Published March 3, 2021

By Tom Campbell

Back when I started working (in 1964) the minimum wage was $1.25, a Hardee’s hamburger was 15 cents, a gallon of gas 29 cents, a haircut was 75 cents, and you could get a meat and two in many restaurants for $1.50. Rent for an apartment was around $115 per month.
 
Today’s minimum wage is $7.25. A plain-Jane Hardee’s hamburger is $1.49, a gallon of gas is around $2.50, a senior citizen’s discount haircut is $13.00 and a meat and two is gonna set you back at least 7 bucks. RENTCafe reports the average monthly apartment rent is $1,468. For some things the amounts are comparable to the minimum wage, but for many others you must work longer to pay for them.
 
Back in 1938, President Franklin Roosevelt and congress established the first minimum wage at 25 cents an hour. FDR said that amount would ensure that a worker could earn a “living wage.” From the beginning, the minimum wage was supposed to be a living wage.
 
What is a living wage today?

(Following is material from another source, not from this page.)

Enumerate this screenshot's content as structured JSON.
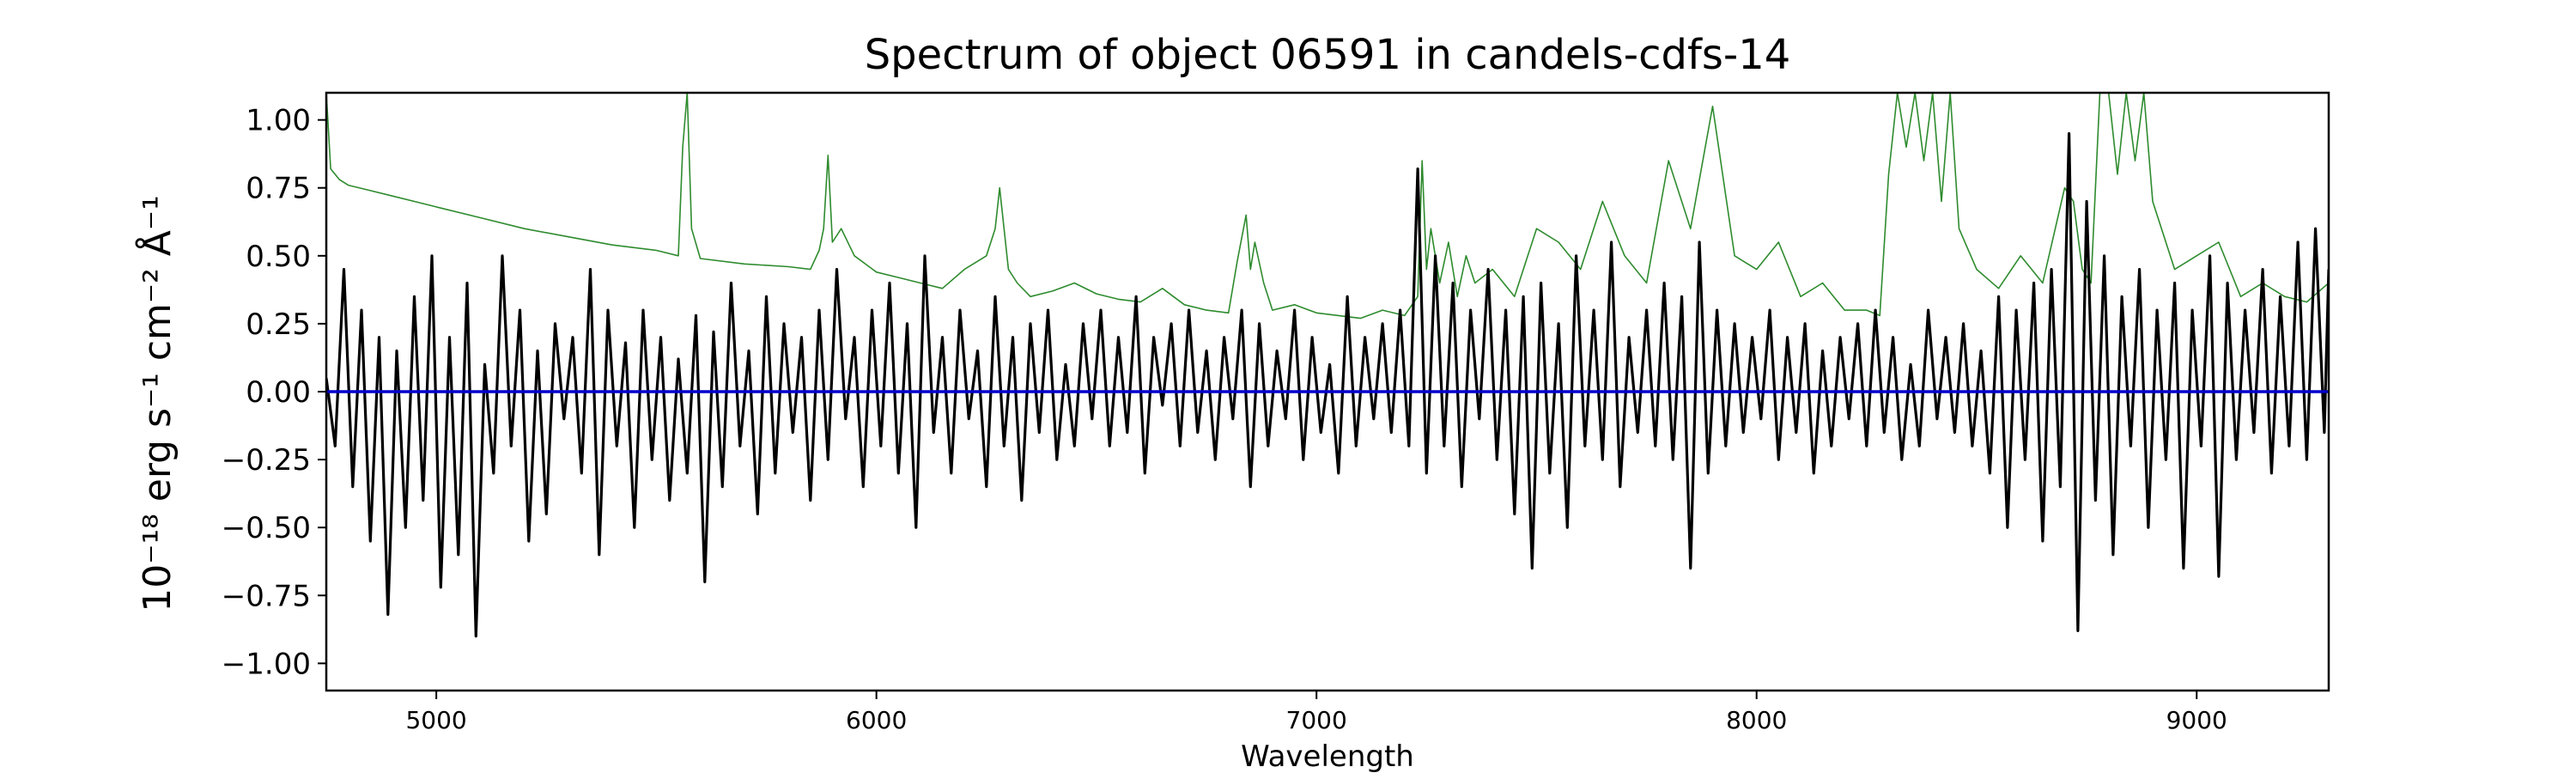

In 2020 the Department of Health and Human Services calculated a living wage was $12.60 per hour for a full-time worker. The current $7.25 minimum hasn’t been raised since 2009, resulting in a widening economic disparity between low, medium and high wage earners. No wonder 51 percent are in favor of raising the minimum wage.
 
As a small business owner for most of my life I traditionally opposed raising the minimum wage on the grounds that it would trigger cost increases across the board for everything. Now I’m changing my thinking for several reasons.
 
How does anyone work full time and live on $7.25 per hour? You can’t. Workers must depend on food stamps, housing subsistence and other government benefit programs to get by. So instead of employers paying more, you and I, as taxpayers, do. And how can we maintain that increased minimum wages will force employers to cut back on fulltime workers in favor of increased automation and part-timers? That dog won’t hunt! Employers are already doing this now with the $7.25 minimum.
 
Here’s my spin. It is past time for us to increase the minimum wage in North Carolina. None of those who oppose raising it are making it. Let me say that again. Not one of those opposed to raising the minimum earn the minimum themselves. It they did, they would be screaming from the rooftops for a raise. I do believe raising the minimum to $15.00 in a single move is too steep a jump. But after 12 years with no increase, a bump to $12.60 per hour is justifiable, with indexing for inflation like we do with Social Security.
 
What do you think would happen if we did this? Despite the doom and gloom predictions, lower income people would have more money to spend. And they would. Our economy would grow. It’s the rising tide lifting all boats truism.  If businesses have increased revenues, they should have more to pay employees. It is highly doubtful raising the minimum will be the main reason many go out of business.
 
Helping the lower income sector should, in turn, help improve those in middle income positions. Who knows, maybe we will see fewer people on street corners begging. Maybe the crime rate will go down. Perhaps we might even see people treating each other with more respect. Maybe that’s just starry-eyed dreaming, but what’s the worst that could happen?
 
You can offer any argument you want, but the biggest reason for raising the minimum wage is that it’s the right thing to do. And it is unconscionable we haven’t done it before now.